House training an older dog

House training an older dog, is often thought of as easier than training a puppy. This common mistake is often an effect of thinking that whatever you do, your puppy still eliminates all over the house. This happens mainly because young dogs are unable to control their bladder and bowel movements, but they are often learning faster than older dogs.

When you adopt an older dog, he often comes to you with past. You don't know how his previous owner was treating him, you don't know what kind of behaviours he taught him. Unless he was trained in the dog pound or you got him from your friend, most of the time you are dealing with a situation, where you have no idea as to any issues this dog may have.

I am not trying to scare you from adopting dogs, you just need to realize that sometimes house training an older dog is much more difficult than training a puppy. You have to overcome lifetime of habits.

You have to start from determining spots for your dogs toilet and living space. Healthy adult dog shouldn't have troubles holding their bladder for at least 6-8 hours. In this department house training older dogs is much easier.

You start house training your dog, from showing him off the house. It is important to first make sure he has eliminated, as he doesn't know the rules yet and this may lead to an accident. It is a good idea to at first limit the space your dog can move on. If you will allow him to move freely through out the whole house, you may have troubles making sure he isn't eliminating where he shouldn't.

The drill is as follows, whenever you let your dog out of his den, you first take him to the eliminating spot with a cold face, you give him a command to eliminate and when he does you praise him and give him a treat. Then you show him the house, starting from one room and then each day showing him another one. After two or three hours, you take him back to his den and return when it is time for him to eliminate.

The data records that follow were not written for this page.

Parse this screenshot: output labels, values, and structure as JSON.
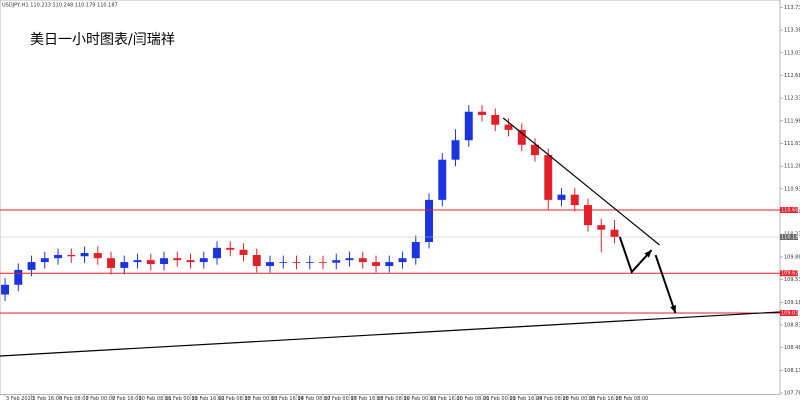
{
  "chart_data": {
    "type": "candlestick",
    "header": "USDJPY,H1  110.233 110.248 110.179 110.187",
    "title": "美日一小时图表/闫瑞祥",
    "categories": [
      "3 Feb 2020",
      null,
      "5 Feb 16:00",
      null,
      "6 Feb 08:00",
      null,
      "7 Feb 00:00",
      null,
      "7 Feb 16:00",
      null,
      "10 Feb 08:00",
      null,
      "11 Feb 00:00",
      null,
      "11 Feb 16:00",
      null,
      "12 Feb 08:00",
      null,
      "13 Feb 00:00",
      null,
      "13 Feb 16:00",
      null,
      "14 Feb 08:00",
      null,
      "17 Feb 00:00",
      null,
      "17 Feb 16:00",
      null,
      "18 Feb 08:00",
      null,
      "19 Feb 00:00",
      null,
      "19 Feb 16:00",
      null,
      "20 Feb 08:00",
      null,
      "21 Feb 00:00",
      null,
      "21 Feb 16:00",
      null,
      "24 Feb 08:00",
      null,
      "25 Feb 00:00",
      null,
      "25 Feb 16:00",
      null,
      "26 Feb 08:00"
    ],
    "open": [
      109.3,
      109.45,
      109.68,
      109.8,
      109.86,
      109.91,
      109.89,
      109.94,
      109.86,
      109.71,
      109.8,
      109.83,
      109.77,
      109.86,
      109.83,
      109.8,
      109.86,
      110.02,
      109.99,
      109.91,
      109.74,
      109.8,
      109.8,
      109.79,
      109.8,
      109.79,
      109.83,
      109.86,
      109.8,
      109.74,
      109.8,
      109.86,
      110.11,
      110.76,
      111.38,
      111.68,
      112.12,
      112.07,
      111.92,
      111.84,
      111.61,
      111.45,
      110.76,
      110.84,
      110.68,
      110.37,
      110.3
    ],
    "high": [
      109.55,
      109.78,
      109.9,
      109.96,
      110.01,
      110.01,
      110.04,
      110.04,
      109.96,
      109.9,
      109.93,
      109.93,
      109.96,
      109.96,
      109.93,
      109.96,
      110.12,
      110.12,
      110.09,
      110.01,
      109.9,
      109.9,
      109.9,
      109.9,
      109.9,
      109.93,
      109.96,
      109.96,
      109.9,
      109.9,
      109.96,
      110.21,
      110.86,
      111.48,
      111.85,
      112.22,
      112.22,
      112.17,
      112.02,
      111.94,
      111.71,
      111.55,
      110.94,
      110.94,
      110.78,
      110.47,
      110.45
    ],
    "low": [
      109.2,
      109.35,
      109.58,
      109.7,
      109.76,
      109.79,
      109.79,
      109.76,
      109.61,
      109.61,
      109.7,
      109.67,
      109.67,
      109.73,
      109.7,
      109.7,
      109.76,
      109.89,
      109.81,
      109.64,
      109.64,
      109.7,
      109.69,
      109.69,
      109.69,
      109.69,
      109.73,
      109.7,
      109.64,
      109.64,
      109.7,
      109.76,
      110.01,
      110.66,
      111.28,
      111.58,
      111.97,
      111.82,
      111.74,
      111.51,
      111.35,
      110.6,
      110.66,
      110.58,
      110.27,
      109.95,
      110.09
    ],
    "close": [
      109.45,
      109.68,
      109.8,
      109.86,
      109.91,
      109.89,
      109.94,
      109.86,
      109.71,
      109.8,
      109.83,
      109.77,
      109.86,
      109.83,
      109.8,
      109.86,
      110.02,
      109.99,
      109.91,
      109.74,
      109.8,
      109.8,
      109.79,
      109.8,
      109.79,
      109.83,
      109.86,
      109.8,
      109.74,
      109.8,
      109.86,
      110.11,
      110.76,
      111.38,
      111.68,
      112.12,
      112.07,
      111.92,
      111.84,
      111.61,
      111.45,
      110.76,
      110.84,
      110.68,
      110.37,
      110.3,
      110.187
    ],
    "up_color": "#1c34e0",
    "down_color": "#e0202a",
    "xlim": [
      -0.38,
      58.49
    ],
    "ylim": [
      107.76,
      113.844
    ],
    "yticks": [
      {
        "value": 113.73,
        "label": "113.730"
      },
      {
        "value": 113.38,
        "label": "113.380"
      },
      {
        "value": 113.03,
        "label": "113.030"
      },
      {
        "value": 112.68,
        "label": "112.680"
      },
      {
        "value": 112.33,
        "label": "112.330"
      },
      {
        "value": 111.98,
        "label": "111.980"
      },
      {
        "value": 111.63,
        "label": "111.630"
      },
      {
        "value": 111.28,
        "label": "111.280"
      },
      {
        "value": 110.93,
        "label": "110.930"
      },
      {
        "value": 110.58,
        "label": "110.580"
      },
      {
        "value": 110.23,
        "label": "110.230"
      },
      {
        "value": 109.88,
        "label": "109.880"
      },
      {
        "value": 109.53,
        "label": "109.530"
      },
      {
        "value": 109.18,
        "label": "109.180"
      },
      {
        "value": 108.83,
        "label": "108.830"
      },
      {
        "value": 108.48,
        "label": "108.480"
      },
      {
        "value": 108.13,
        "label": "108.130"
      },
      {
        "value": 107.78,
        "label": "107.780"
      }
    ],
    "current_price": {
      "value": 110.187,
      "label": "110.187"
    },
    "hlines": {
      "color": "#e0202a",
      "values": [
        110.604,
        109.628,
        109.014
      ],
      "value_labels": [
        "110.604",
        "109.628",
        "109.014"
      ]
    },
    "trend_lines": {
      "color": "#000000",
      "lines": [
        {
          "x": [
            37.6,
            49.4
          ],
          "y": [
            112.023,
            110.064
          ]
        },
        {
          "x": [
            -0.38,
            58.49
          ],
          "y": [
            108.351,
            109.03
          ]
        }
      ]
    },
    "arrows": {
      "color": "#000000",
      "lines": [
        {
          "x": [
            46.4,
            47.3,
            48.8
          ],
          "y": [
            110.187,
            109.647,
            109.986
          ]
        },
        {
          "x": [
            49.1,
            50.6
          ],
          "y": [
            109.909,
            109.014
          ]
        }
      ]
    }
  }
}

House training doesn't have to be hard, most of the time it is common sense behaviour. A very important tip to keep in mind is, you should have a meal schedule for your dog, this way you will be able to predict when is the time he will want to visit toilet.

The other thing that may happen if you have done the create training wrong is, your dog will whine, bark and destroy his toys while in the crate. This happens because he views his den as a prison not like his nest, a place of his own, where he can rest and feel safe.

If this happens, the only thing you can do is either start creating positive associations between crate and fun, by playing with your dog whenever he is inside the crate. Or you can buy a new crate and place it elsewhere, but this time make sure, you do everything right.

As you can see house training an older dog is a very straight forward process, that shouldn't cause you any problems. If you will remain consistent in what you do and won't allow your dog to do what you don't want him to do, you will house train him very fast.